Ey Allâh’ın kulları, sizlere ve kendime yüce Allâh’a karşı takvalı olmayı tavsiye ederim. Allâh-u Teâlâ yüce kitabında şöyle buyuruyor:

﴿وَٱللَّهُ يَدۡعُوٓاْ إِلَىٰ دَارِ ٱلسَّلَٰمِ وَيَهۡدِي مَن يَشَآءُ إِلَىٰ صِرَٰط مُّسۡتَقِيم ٢٥ ۞لِّلَّذِينَ أَحۡسَنُواْ ٱلۡحُسۡنَىٰ وَزِيَادَة وَلَا يَرۡهَقُ وُجُوهَهُمۡ قَتَر وَلَا ذِلَّةٌۚ أُوْلَٰٓئِكَ أَصۡحَٰبُ ٱلۡجَنَّةِۖ هُمۡ فِيهَا خَٰلِدُونَ ٢٦﴾

Yûnus Suresi

Ey Mü’min kardeşlerim, bu ayet-i kerime’den anlaşıldığı üzere islam, sizleri “Dâru’s-Selâm”a ulaştıran yolu gösterir. Allâh, dilediğini doğru yola hidayet eder. Güzel amellerde bulunanlar için cennet ve bir de ziyâde vardır. Onların yüzlerine ne bir kara bulaşır, ne de bir zillet. İşte onlar cennet ehlidirler. Onlar orada ebedîyen kalacaklardır.

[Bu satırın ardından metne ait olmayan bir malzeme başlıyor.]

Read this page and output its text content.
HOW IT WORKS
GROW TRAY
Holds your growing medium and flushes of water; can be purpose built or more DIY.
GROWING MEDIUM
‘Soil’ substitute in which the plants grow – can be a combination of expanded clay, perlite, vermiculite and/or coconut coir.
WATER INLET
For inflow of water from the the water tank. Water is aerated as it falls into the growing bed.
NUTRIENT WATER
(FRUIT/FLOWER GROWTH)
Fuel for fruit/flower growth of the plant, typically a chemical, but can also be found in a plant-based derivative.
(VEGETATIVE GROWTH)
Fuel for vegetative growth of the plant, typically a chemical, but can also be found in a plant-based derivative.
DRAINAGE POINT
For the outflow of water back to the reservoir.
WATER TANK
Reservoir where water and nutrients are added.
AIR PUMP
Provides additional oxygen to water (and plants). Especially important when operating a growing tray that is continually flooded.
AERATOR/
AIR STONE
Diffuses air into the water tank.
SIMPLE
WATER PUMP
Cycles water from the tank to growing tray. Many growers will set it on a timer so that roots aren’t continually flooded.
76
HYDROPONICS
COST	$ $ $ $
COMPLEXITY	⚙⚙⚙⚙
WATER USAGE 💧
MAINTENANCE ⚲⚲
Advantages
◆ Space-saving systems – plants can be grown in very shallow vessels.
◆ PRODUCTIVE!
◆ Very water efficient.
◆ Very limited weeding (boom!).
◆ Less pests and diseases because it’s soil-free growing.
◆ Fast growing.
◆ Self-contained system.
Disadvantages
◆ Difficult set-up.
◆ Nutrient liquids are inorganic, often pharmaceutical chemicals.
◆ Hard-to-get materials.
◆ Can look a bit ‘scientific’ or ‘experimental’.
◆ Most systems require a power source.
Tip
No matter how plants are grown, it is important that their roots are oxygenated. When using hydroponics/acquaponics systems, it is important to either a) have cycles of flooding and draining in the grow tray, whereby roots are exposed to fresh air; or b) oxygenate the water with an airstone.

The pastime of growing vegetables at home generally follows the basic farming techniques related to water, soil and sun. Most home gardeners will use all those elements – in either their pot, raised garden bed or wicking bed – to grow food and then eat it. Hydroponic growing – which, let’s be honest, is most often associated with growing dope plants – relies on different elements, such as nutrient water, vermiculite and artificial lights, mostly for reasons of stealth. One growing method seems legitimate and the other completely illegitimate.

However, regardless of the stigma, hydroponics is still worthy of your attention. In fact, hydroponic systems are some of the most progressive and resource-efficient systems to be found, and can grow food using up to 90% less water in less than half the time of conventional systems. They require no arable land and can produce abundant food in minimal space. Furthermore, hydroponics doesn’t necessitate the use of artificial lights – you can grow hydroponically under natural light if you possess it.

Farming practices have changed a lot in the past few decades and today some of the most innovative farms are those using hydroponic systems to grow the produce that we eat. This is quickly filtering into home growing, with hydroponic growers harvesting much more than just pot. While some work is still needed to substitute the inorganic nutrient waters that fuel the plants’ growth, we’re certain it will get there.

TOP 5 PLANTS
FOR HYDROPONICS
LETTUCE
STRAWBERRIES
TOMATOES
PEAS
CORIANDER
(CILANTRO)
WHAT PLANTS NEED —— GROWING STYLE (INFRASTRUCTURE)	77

“Dâru’s-Selâm”, Allâh’ın, mü’min kulları için hazırladığı cennettir. Allâh, yaratılmışlardan istediğini hidayete erdirir ve onu doğru yolu bulmasında muvaffak eyler. O öyle bir yoldur ki, onu Allâh, rızasına ulaşılması için bir sebep ve cennete götüren bir yol kılmıştır.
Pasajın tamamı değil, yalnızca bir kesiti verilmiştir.